Navigating Aging: Preparation, Impact, and Positive Perspectives

Aging as a Project: Early Preparation

Become aware of the attention given to aging. Be the master of your old age and even death. Prepare by knowing the real condition of the elderly, maintaining a critical attitude towards the social perception of old age, and cultivating your desires.

Impact of Aging

Chronic Diseases

Chronic diseases such as hypertension, diabetes mellitus (DM), osteoporosis, osteoarthritis, and cerebrovascular accident (CVA) can significantly impact aging.

Psychological Loss

Fluid intelligence may decline.

Social Changes

Retirement, loss of family and friends, and changes in social networks are common social changes associated with aging. Rethinking existential death is also important.

Needs to Pay Attention To

The loss of work and retirement create needs for activities and alternative uses of time. Retirement also demands specific health cures and more frequent use of different products and wellness resources. Individuals and communities need to embrace changes in family dynamics related to the reorganization of time and new activities or changes in the family life cycle (Rosow 1967).

Positive Perspectives of Gerontology

Increased awareness of the positive biopsychosocial conditions of human aging and the population. Prevention and health promotion in older people are viewed within the health sciences. Incorporate elements of positive psychology in socio-interventions, focusing on successful adaptation and the competitive strength of the individual and the family.

Family

Stressors

Cognitive Plan

Meaning given to ambiguity and uncertainty.
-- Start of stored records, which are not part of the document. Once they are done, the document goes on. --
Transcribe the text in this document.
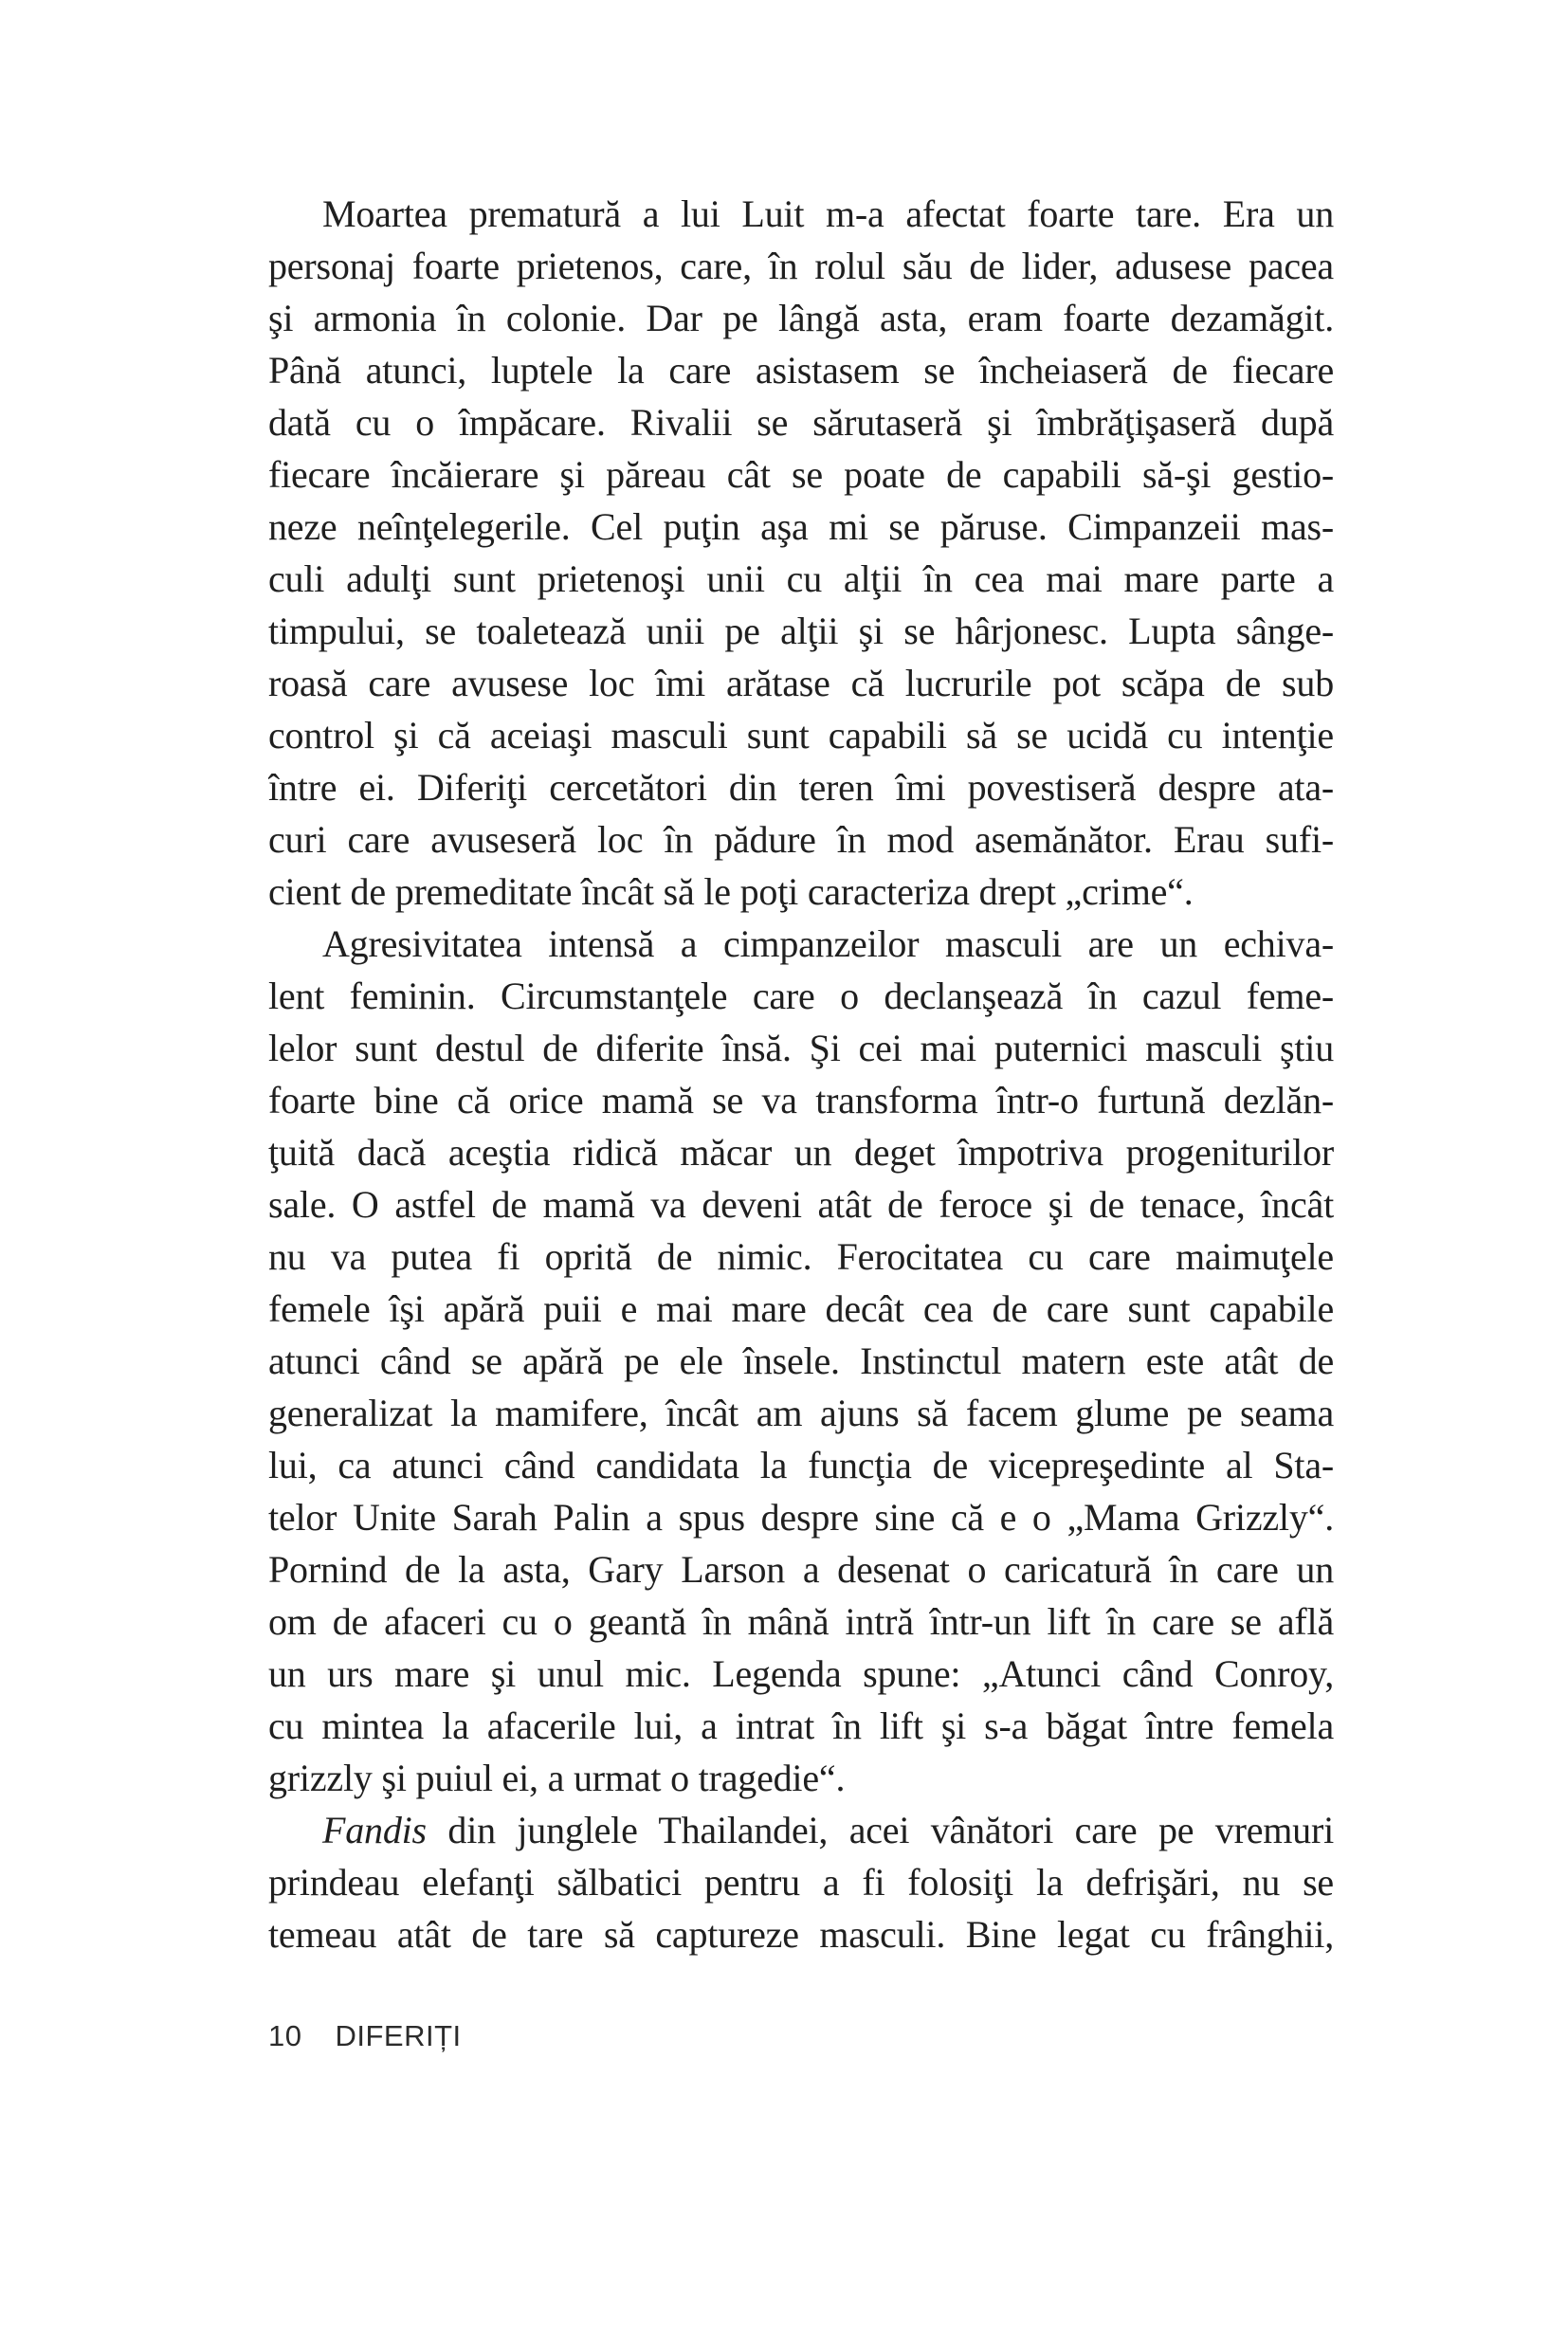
Moartea prematură a lui Luit m-a afectat foarte tare. Era un
personaj foarte prietenos, care, în rolul său de lider, adusese pacea
şi armonia în colonie. Dar pe lângă asta, eram foarte dezamăgit.
Până atunci, luptele la care asistasem se încheiaseră de fiecare
dată cu o împăcare. Rivalii se sărutaseră şi îmbrăţişaseră după
fiecare încăierare şi păreau cât se poate de capabili să-şi gestio-
neze neînţelegerile. Cel puţin aşa mi se păruse. Cimpanzeii mas-
culi adulţi sunt prietenoşi unii cu alţii în cea mai mare parte a
timpului, se toaletează unii pe alţii şi se hârjonesc. Lupta sânge-
roasă care avusese loc îmi arătase că lucrurile pot scăpa de sub
control şi că aceiaşi masculi sunt capabili să se ucidă cu intenţie
între ei. Diferiţi cercetători din teren îmi povestiseră despre ata-
curi care avuseseră loc în pădure în mod asemănător. Erau sufi-
cient de premeditate încât să le poţi caracteriza drept „crime“.
Agresivitatea intensă a cimpanzeilor masculi are un echiva-
lent feminin. Circumstanţele care o declanşează în cazul feme-
lelor sunt destul de diferite însă. Şi cei mai puternici masculi ştiu
foarte bine că orice mamă se va transforma într-o furtună dezlăn-
ţuită dacă aceştia ridică măcar un deget împotriva progeniturilor
sale. O astfel de mamă va deveni atât de feroce şi de tenace, încât
nu va putea fi oprită de nimic. Ferocitatea cu care maimuţele
femele îşi apără puii e mai mare decât cea de care sunt capabile
atunci când se apără pe ele însele. Instinctul matern este atât de
generalizat la mamifere, încât am ajuns să facem glume pe seama
lui, ca atunci când candidata la funcţia de vicepreşedinte al Sta-
telor Unite Sarah Palin a spus despre sine că e o „Mama Grizzly“.
Pornind de la asta, Gary Larson a desenat o caricatură în care un
om de afaceri cu o geantă în mână intră într-un lift în care se află
un urs mare şi unul mic. Legenda spune: „Atunci când Conroy,
cu mintea la afacerile lui, a intrat în lift şi s-a băgat între femela
grizzly şi puiul ei, a urmat o tragedie“.
Fandis din junglele Thailandei, acei vânători care pe vremuri
prindeau elefanţi sălbatici pentru a fi folosiţi la defrişări, nu se
temeau atât de tare să captureze masculi. Bine legat cu frânghii,
10 DIFERIȚI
Unpredictability and emotional instability.

Language

Anxiety, fear of pain, suffering, family unit problems, frustration, fear of death, guilt, anger, and sadness.

Daily Activities Plan

Increase in work demands, shift in gender roles and responsibilities, giving up certain dynamic activities.

Interpersonal Relations Plan

  • Isolation
  • Increased interest in and exchange of emotional support and material dependence
  • Overprotection and ambiguity of roles and rules
  • Increase or decrease of tensions
  • Redefinition of relationships

Health Beliefs and Processes

The perception of an event differs from one individual to another. How a person experiences a situation is conditioned by their own unique structure. The individual’s belief system determines their perception of reality. Individual beliefs, family systems, and the sociocultural context of health professionals all play a role.

Pricing Model Calgaray Family

Internal Structure

Family composition, range, sub-genre, sexual orientation, and boundaries.

External Structure

Extended family structure, larger systems.

Context

Ethnicity, social class, religion/spiritual environment.

Genogram

Tools of assessment and intervention, the main elements of the role.

Development

Labor unions, stages, and connections: older families.

Instrumental Performance

Activities of daily living routines.

Expressive Function

Communication (verbal and nonverbal), emotional communication, roles, influence, beliefs, alliances, and coalitions to solve problems.

Development Assessment

Interview

Relationship of trust, preparation environment, respecting the rhythm of the family.

Intervention

Genogram, force survey questions, systems skill, and success.

Retirement

Retirement from the working world for having reached the age required by law or by being unable to work.

Retirement as:

The process of transition from working life to a life without paid work. A period of life that stretches from quitting the job.

Process of Adaptation to Retirement

Retirement attitudes of rejection, as an opportunity, or ambivalent.